Der ÖOC-Coup provozierte kaum Berichterstattung und Kritik. Das wundert angesichts des eingebetteten Sportjournalismus in Österreich nicht. Der mit Sport bisher nicht in Kontakt gekommene „Steirische Herbst“ nahm in der heurigen Abschlussdiskussion einen originellen Zugang. Moderator Herwig G. Höller definierte Sportverbände als „Geheimorganisationen analog den Freimaurern“. An der Gesprächsrunde nahm unter anderen die im Ibiza-Untersuchungsausschuss als integre Korruptionsbekämpferin bekannt gewordene Neos-Parlamentsabgeordnete Stephanie Krisper teil. Die Betrachtung trifft einen heiklen Punkt. Sportfunktionäre verstecken ihre Agenda quasi in der Öffentlichkeit und rechtfertigen Cliquentum mit dem Hinweis auf die positiven Anliegen des Sports.

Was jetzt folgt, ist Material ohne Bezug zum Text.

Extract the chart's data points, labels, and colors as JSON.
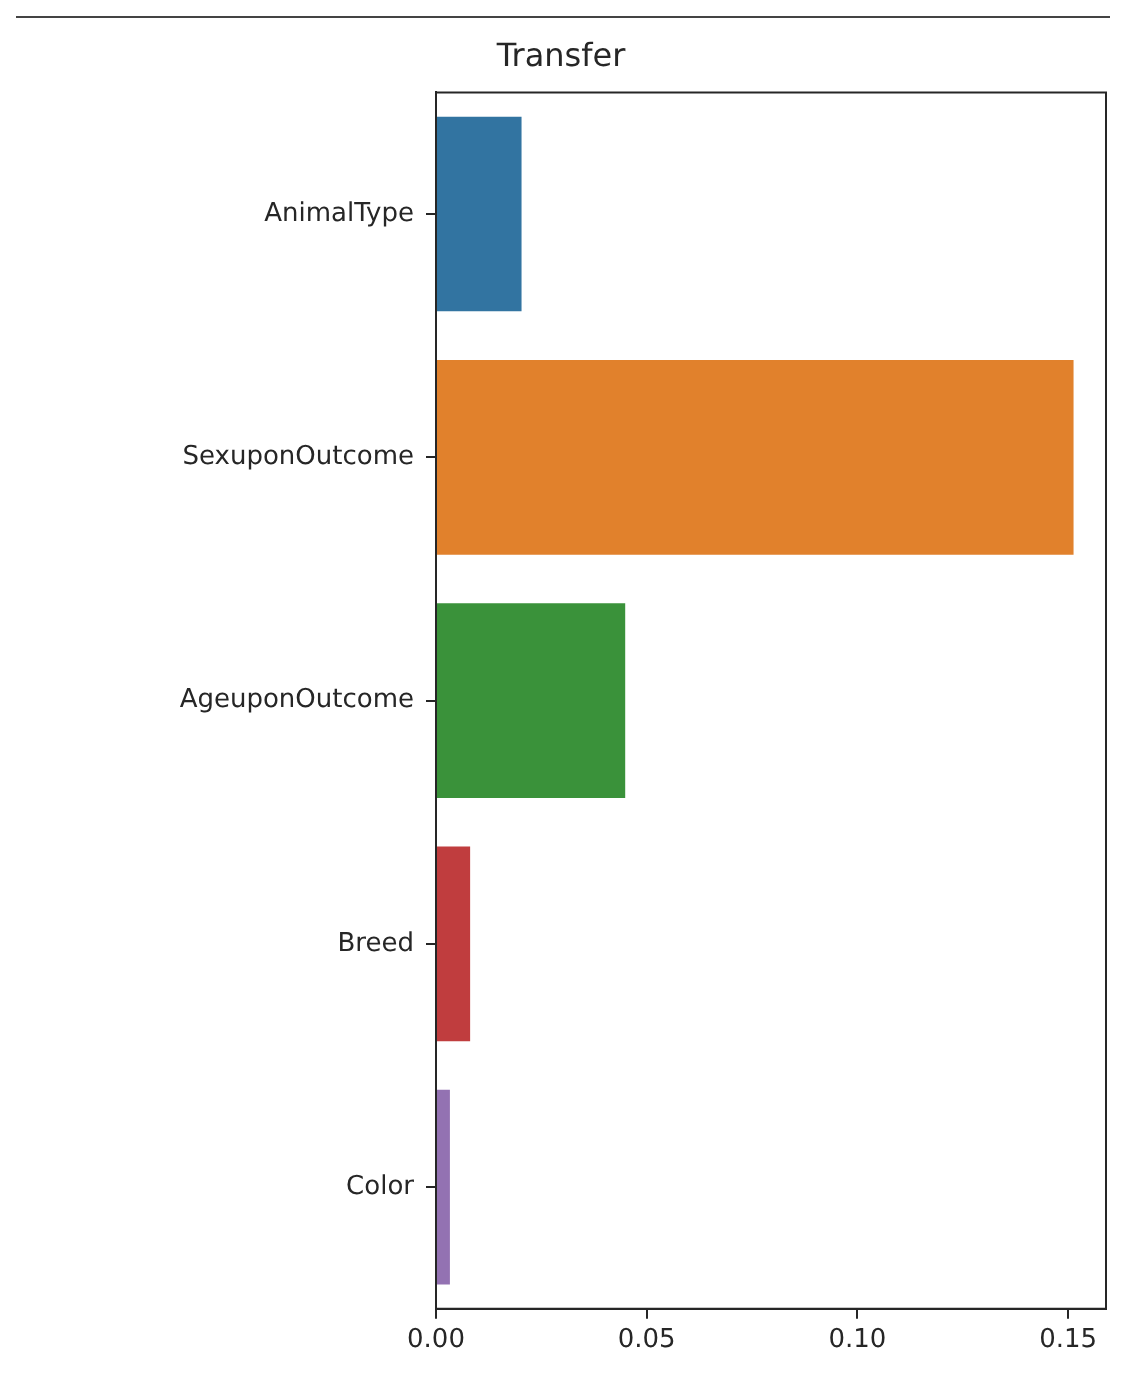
{
  "chart_data": {
    "type": "bar",
    "orientation": "horizontal",
    "title": "Transfer",
    "categories": [
      "AnimalType",
      "SexuponOutcome",
      "AgeuponOutcome",
      "Breed",
      "Color"
    ],
    "values": [
      0.0203,
      0.1513,
      0.0449,
      0.0081,
      0.0033
    ],
    "colors": [
      "#3274a1",
      "#e1812c",
      "#3a923a",
      "#c03d3e",
      "#9372b2"
    ],
    "xlim": [
      0,
      0.159
    ],
    "xticks": [
      {
        "value": 0,
        "label": "0.00"
      },
      {
        "value": 0.05,
        "label": "0.05"
      },
      {
        "value": 0.1,
        "label": "0.10"
      },
      {
        "value": 0.15,
        "label": "0.15"
      }
    ],
    "grid": false,
    "legend": false
  }
}
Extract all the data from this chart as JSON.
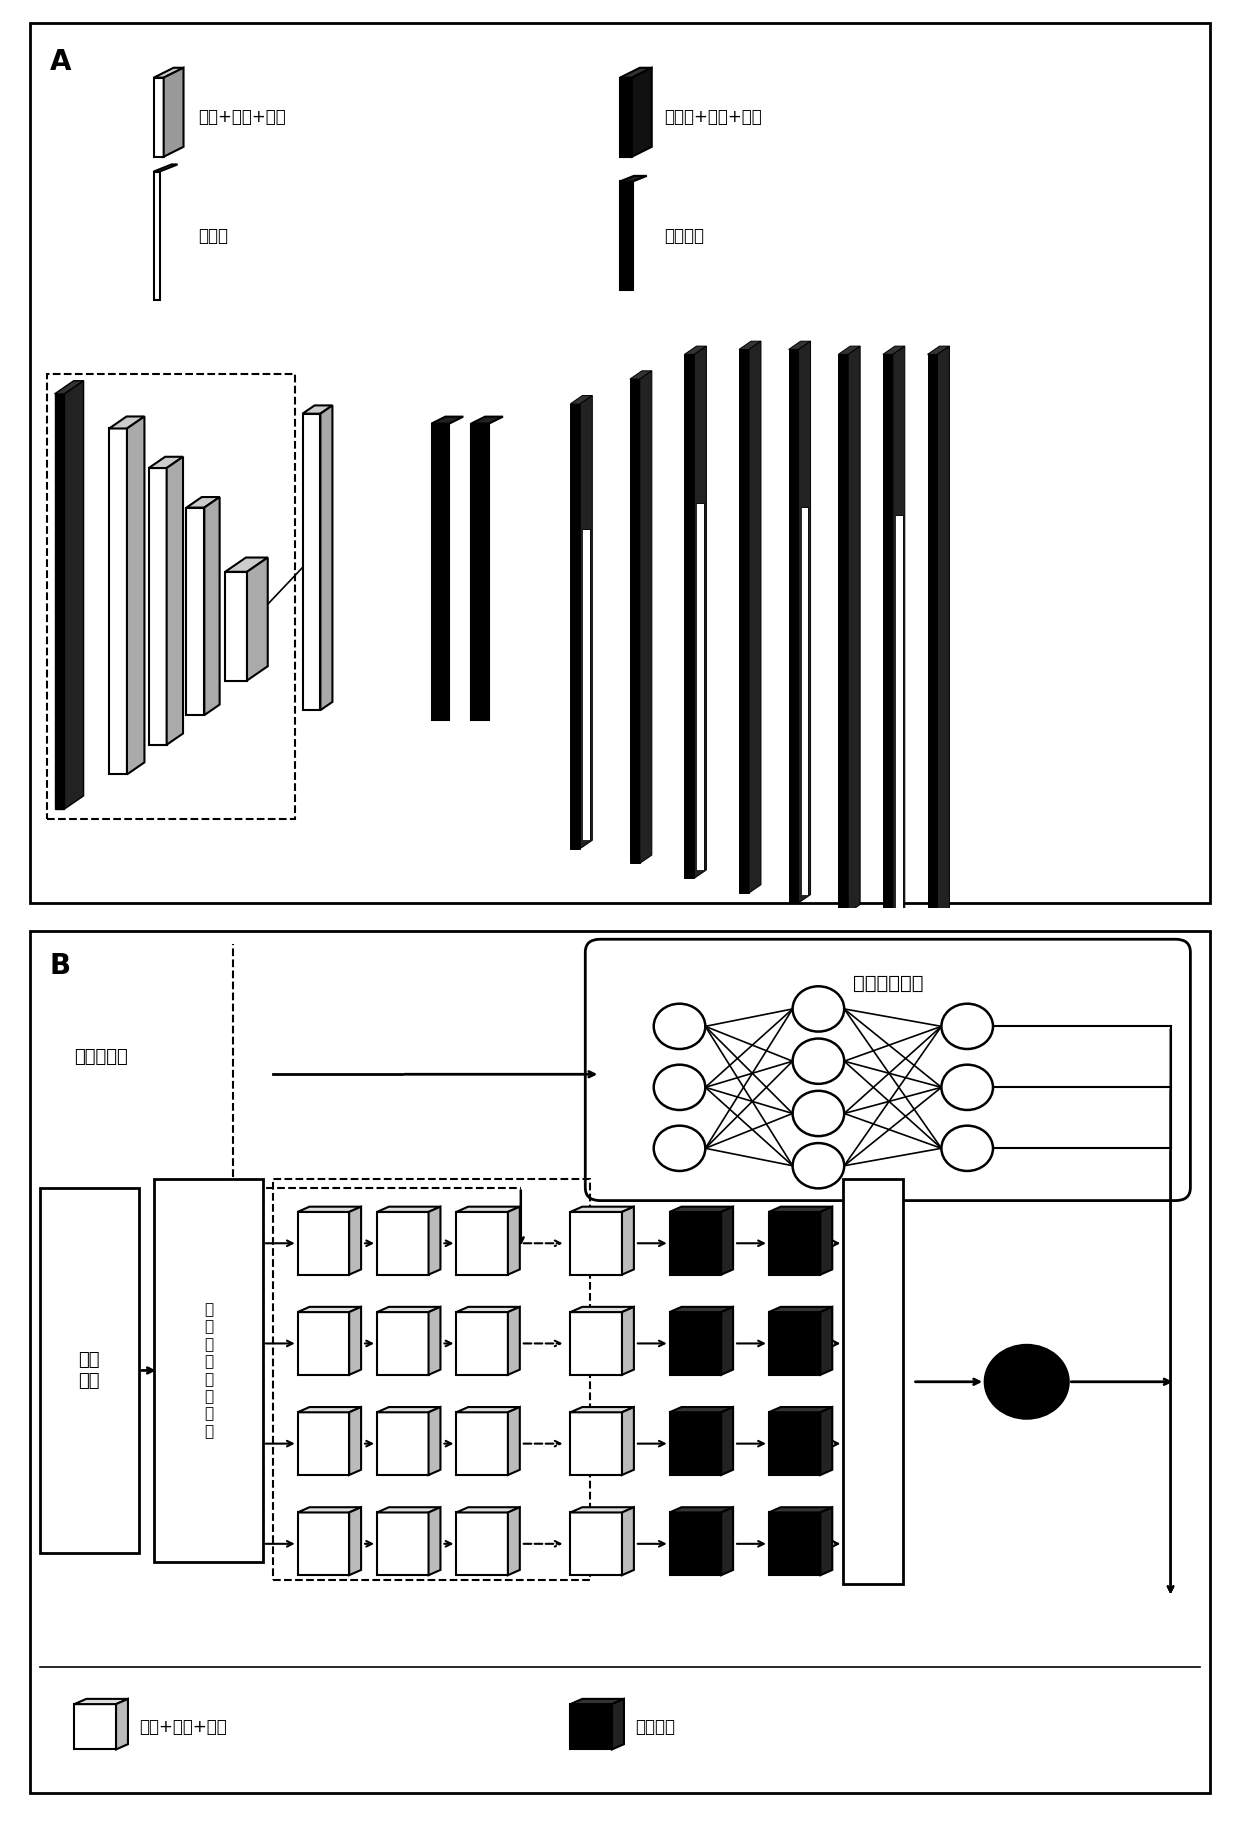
{
  "panel_A_label": "A",
  "panel_B_label": "B",
  "legend_A_white_label": "卷积+激励+池化",
  "legend_A_black_label": "上采样+卷积+激励",
  "legend_A_flat_label": "平铺层",
  "legend_A_fc_label": "全连接层",
  "fuzzy_gate_label": "模糊门控单元",
  "init_param_label": "初始化参数",
  "eeg_label": "脑电\n信号",
  "multiscale_label": "多\n尺\n度\n脑\n功\n能\n网\n络",
  "legend_B_white_label": "卷积+激励+池化",
  "legend_B_black_label": "全连接层"
}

Fehlleistungen wie die vom ÖSV bisher verweigerte Abrechnung der mit Förderungen von rund 85 Millionen Euro bedachten Ski-WM 2013 in Schladming und die in manchen Sportarten gängige Missachtung von Arbeits- und Versicherungsvorschriften werden unter den Teppich gekehrt.

Klaus Leistner ist laut Firmenbuch noch immer Geschäftsführer der ÖSV-Firmen, die für den Verband Events organisieren und Geld auftreiben. Der nächste Förderanlass ist die für den ÖSV überlebenswichtige Alpine Ski-WM 2025 in Saalbach.